Breeder Chad Snellgrove of Plant City, who brought a selection of his ball pythons to Repticon, agrees. He says that if the value of a live snake is taken away, then poor people in exporting countries will return to killing the snakes for profit. "Instead of selling these [snakes] as pets," he says, "they'd be making boots out of 'em." Snellgrove also says that the trade of captive snakes ensures that rare species of snakes live on, even if their habitats do not. "Even if they go extinct in the wild, we would still have them in captivity and could release them back into the wild if we had to," he says.
In the early days of the reptile trade, more animals were being imported than exported, but today, the situation has been reversed. Many exotic snakes are now easier to find at reptile conventions than in their native habitats. As deforestation and pollution increasingly threaten more habitats, many snake breeders have begun to view themselves as much more than just people with animals for sale. "We're trying to save these species – that's the reality of it," says amateur herpetologist Forrest Fanning. (Herpetology is the study of reptiles, which are colloquially referred to in the trade as "herps." Those who breed, sell, buy or take an interest in reptiles are called "herpers.")
Andrew Wyatt, president of the United States Association of Reptile Keepers, the reptile industry's chief lobby, is less concerned with the proposed ban to import the snakes – "You can get higher-quality ones bred right here in the United States," he says – but is instead concerned about the regulation's larger implications for the industry.
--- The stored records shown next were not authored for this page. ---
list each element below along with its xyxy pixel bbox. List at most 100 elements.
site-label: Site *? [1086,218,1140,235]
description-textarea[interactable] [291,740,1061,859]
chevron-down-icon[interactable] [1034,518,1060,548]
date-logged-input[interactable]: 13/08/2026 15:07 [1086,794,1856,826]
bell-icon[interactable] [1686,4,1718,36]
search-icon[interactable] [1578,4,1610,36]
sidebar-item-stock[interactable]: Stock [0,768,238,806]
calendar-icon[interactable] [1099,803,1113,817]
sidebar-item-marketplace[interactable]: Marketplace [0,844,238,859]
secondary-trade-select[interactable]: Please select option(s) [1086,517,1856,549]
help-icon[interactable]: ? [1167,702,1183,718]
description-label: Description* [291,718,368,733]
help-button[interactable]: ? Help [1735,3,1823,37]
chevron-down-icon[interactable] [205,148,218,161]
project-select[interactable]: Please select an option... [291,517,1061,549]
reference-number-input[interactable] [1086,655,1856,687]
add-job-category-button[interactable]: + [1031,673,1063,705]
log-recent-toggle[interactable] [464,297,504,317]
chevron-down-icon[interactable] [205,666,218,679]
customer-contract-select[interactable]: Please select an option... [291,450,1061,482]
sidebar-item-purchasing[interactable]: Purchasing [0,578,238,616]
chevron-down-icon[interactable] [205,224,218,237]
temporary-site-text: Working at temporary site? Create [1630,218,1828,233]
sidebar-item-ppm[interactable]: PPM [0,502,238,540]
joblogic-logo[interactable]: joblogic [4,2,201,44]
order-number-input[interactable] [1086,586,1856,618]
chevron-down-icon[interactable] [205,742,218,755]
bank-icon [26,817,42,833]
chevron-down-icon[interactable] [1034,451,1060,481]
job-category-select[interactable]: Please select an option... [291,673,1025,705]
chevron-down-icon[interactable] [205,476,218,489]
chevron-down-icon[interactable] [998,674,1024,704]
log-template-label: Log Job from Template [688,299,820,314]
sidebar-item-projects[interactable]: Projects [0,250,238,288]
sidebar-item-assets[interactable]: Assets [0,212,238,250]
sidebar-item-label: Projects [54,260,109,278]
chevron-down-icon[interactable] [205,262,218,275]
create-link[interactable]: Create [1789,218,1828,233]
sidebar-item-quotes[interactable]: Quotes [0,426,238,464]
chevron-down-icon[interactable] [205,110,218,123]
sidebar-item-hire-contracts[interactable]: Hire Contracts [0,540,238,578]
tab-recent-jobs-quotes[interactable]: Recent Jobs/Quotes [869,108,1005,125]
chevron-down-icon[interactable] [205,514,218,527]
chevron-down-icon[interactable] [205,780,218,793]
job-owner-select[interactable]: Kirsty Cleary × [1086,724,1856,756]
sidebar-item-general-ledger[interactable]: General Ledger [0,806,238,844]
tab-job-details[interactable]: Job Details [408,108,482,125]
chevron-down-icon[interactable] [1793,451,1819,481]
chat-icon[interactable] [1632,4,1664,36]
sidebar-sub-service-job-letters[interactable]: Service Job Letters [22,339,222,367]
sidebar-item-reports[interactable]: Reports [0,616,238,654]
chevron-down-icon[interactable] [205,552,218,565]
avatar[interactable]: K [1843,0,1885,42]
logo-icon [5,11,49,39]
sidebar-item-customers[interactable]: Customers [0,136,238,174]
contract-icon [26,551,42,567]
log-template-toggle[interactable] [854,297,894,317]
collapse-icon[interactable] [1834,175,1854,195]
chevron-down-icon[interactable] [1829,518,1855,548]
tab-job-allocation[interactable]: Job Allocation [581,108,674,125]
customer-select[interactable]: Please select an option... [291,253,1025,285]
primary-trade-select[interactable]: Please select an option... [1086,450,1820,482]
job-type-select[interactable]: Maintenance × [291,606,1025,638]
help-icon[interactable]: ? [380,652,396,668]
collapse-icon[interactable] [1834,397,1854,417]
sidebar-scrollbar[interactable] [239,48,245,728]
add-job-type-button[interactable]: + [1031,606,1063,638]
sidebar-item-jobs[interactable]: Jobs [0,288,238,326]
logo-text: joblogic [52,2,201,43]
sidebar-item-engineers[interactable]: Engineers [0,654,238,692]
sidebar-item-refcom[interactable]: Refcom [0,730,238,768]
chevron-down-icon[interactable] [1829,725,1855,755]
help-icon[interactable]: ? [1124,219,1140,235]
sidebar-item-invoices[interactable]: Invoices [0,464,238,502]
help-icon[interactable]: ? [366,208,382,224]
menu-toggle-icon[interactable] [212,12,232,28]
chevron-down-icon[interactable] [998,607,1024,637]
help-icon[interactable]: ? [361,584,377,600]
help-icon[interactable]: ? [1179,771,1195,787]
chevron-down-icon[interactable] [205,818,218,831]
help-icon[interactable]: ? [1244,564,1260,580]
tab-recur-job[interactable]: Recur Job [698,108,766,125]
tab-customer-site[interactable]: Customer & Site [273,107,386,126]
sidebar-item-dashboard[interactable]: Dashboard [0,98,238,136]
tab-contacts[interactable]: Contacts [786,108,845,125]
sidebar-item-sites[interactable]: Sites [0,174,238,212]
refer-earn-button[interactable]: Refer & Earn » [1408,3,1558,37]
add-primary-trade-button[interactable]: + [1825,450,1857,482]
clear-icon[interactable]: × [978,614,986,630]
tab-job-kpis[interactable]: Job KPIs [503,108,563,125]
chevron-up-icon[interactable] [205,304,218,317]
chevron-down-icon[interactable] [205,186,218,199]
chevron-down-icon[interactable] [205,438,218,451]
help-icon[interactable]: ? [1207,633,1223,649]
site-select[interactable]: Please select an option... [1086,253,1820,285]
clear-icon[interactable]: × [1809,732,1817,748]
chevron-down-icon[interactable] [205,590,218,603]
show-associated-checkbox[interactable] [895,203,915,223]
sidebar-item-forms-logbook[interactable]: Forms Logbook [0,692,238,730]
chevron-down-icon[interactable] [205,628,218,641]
He argues that this is just the beginning of a campaign to rid the country of foreign reptiles, spearheaded by xenophobic nonprofits and enabled by federal regulators who "cross-pollinate" with the advocacy groups. "The big NGOs are trying to set a precedent that will change the way America looks at anything non-native to the United States," he says. "They have this ideal of returning things to the way they were 200 years ago."
Though Wyatt says the sales of the nine large snakes combined only comprise about 10 percent of the total reptile market, he still regards the proposal as "the biggest threat to our industry right now," and says he is devoting half of the organization's $300,000 budget to fighting the rule change.
Since the U.S. Fish and Wildlife Service announced the possible listing of the nine snakes as "injurious" in March of last year, the agency has received more than 50,000 citizen comments, according to Ken Warren, a spokesman for the agency. "We are in the process of rigorously reviewing all the comments, all the inputs and all the scientific data," Warren says, adding that the agency hopes to make a recommendation within the next few months.
In the case of the pythons in the Everglades, it's a matter of dispute as to where they came from – Wyatt and others in the reptile industry believe it was Hurricane Andrew in 1992 that scattered exotic pets throughout the area; Reed's colleagues think the snakes were released in the area by humans in 1985.
But Reed also says his hypothesis matters little in the grand scheme of things. "We will never know for sure how the snakes became established," he says. "But regardless of the proximate reasons, we do know the ultimate reason – we imported these animals for the U.S. pet trade."